Samsung has announced a new way to reverse engineer the human brain and mimic it with semiconductor chips. The world's biggest memory chip maker has collaborated with Harvard University researchers to share a new approach that takes the world one step closer to making neuromorphic chips.
Harvard scholars and Samsung engineers have published a new perspective paper titled ‘Neuromorphic electronics based on copying and pasting the brain' on Nature Electronics.
The research paper is co-authored by:
- Donhee Ham, Fellow of Samsung Advanced Institute of Technology (SAIT) and Professor of Harvard University
- Professor Hongkun Park of Harvard University
- Sungwoo Hwang, President and CEO of Samsung SDS and former Head of SAIT
- Kinam Kim, Vice Chairman and CEO of Samsung Electronics
The essence of this paper is that the human brain's neuronal connection map can be copied using a nanoelectrode array developed by Dr. Ham and Dr. Park. The map can then be pasted on a high-density 3D network of solid-state memories. Such a chip can replicate a brain's unique computing traits, including adaptation to the environment, facile learning, low power, and even autonomy and cognition.

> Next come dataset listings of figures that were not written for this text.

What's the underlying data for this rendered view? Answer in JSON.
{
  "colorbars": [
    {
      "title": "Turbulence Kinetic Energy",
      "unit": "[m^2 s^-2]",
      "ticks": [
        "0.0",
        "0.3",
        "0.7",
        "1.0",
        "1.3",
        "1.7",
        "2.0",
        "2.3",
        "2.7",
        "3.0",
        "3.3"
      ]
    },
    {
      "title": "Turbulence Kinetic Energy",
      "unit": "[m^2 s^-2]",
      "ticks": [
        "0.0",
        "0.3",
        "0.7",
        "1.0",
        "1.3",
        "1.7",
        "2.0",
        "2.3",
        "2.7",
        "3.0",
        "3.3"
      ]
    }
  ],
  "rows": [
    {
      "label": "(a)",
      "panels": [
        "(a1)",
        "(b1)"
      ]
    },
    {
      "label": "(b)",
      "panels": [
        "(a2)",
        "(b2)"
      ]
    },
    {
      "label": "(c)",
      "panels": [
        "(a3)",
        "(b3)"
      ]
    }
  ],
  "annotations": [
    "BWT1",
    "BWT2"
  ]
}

The brain has a large number of neurons, and their wiring map is responsible for all the computing power and memory. If that map can be reverse engineered, a lot can be achieved in mimicking the brain. The nanoelectrode array can enter a large number of neurons and record their electrical signals with high sensitivity. The recording of these intracellular connections informs where the neurons connect and how strong those signals are.
Such a map can be “pasted” on a network of non-volatile memory chips such as NAND flash that are used in SSDs or RRAM (Resistive RAM or Memristors). Each memory can be programmed so that its conductance represents the strength of each neuron connection in the human brain in the copied map.
The human brain has more than 100 billion neurons with 1000x more synaptic links. So to mimic it, the ultimate neuromorphic chip needs to have more than 100 trillion memories. Integrating so many memories can be done by 3D integration suggested by Samsung engineers and Harvard University researchers.
Samsung plans to continue research on such chips in the future for a breakthrough in artificial intelligence and semiconductor chips. Dr. Ham said, “The vision we present is highly ambitious, but working toward such a heroic goal will push the boundaries of machine intelligence, neuroscience, and semiconductor technology.”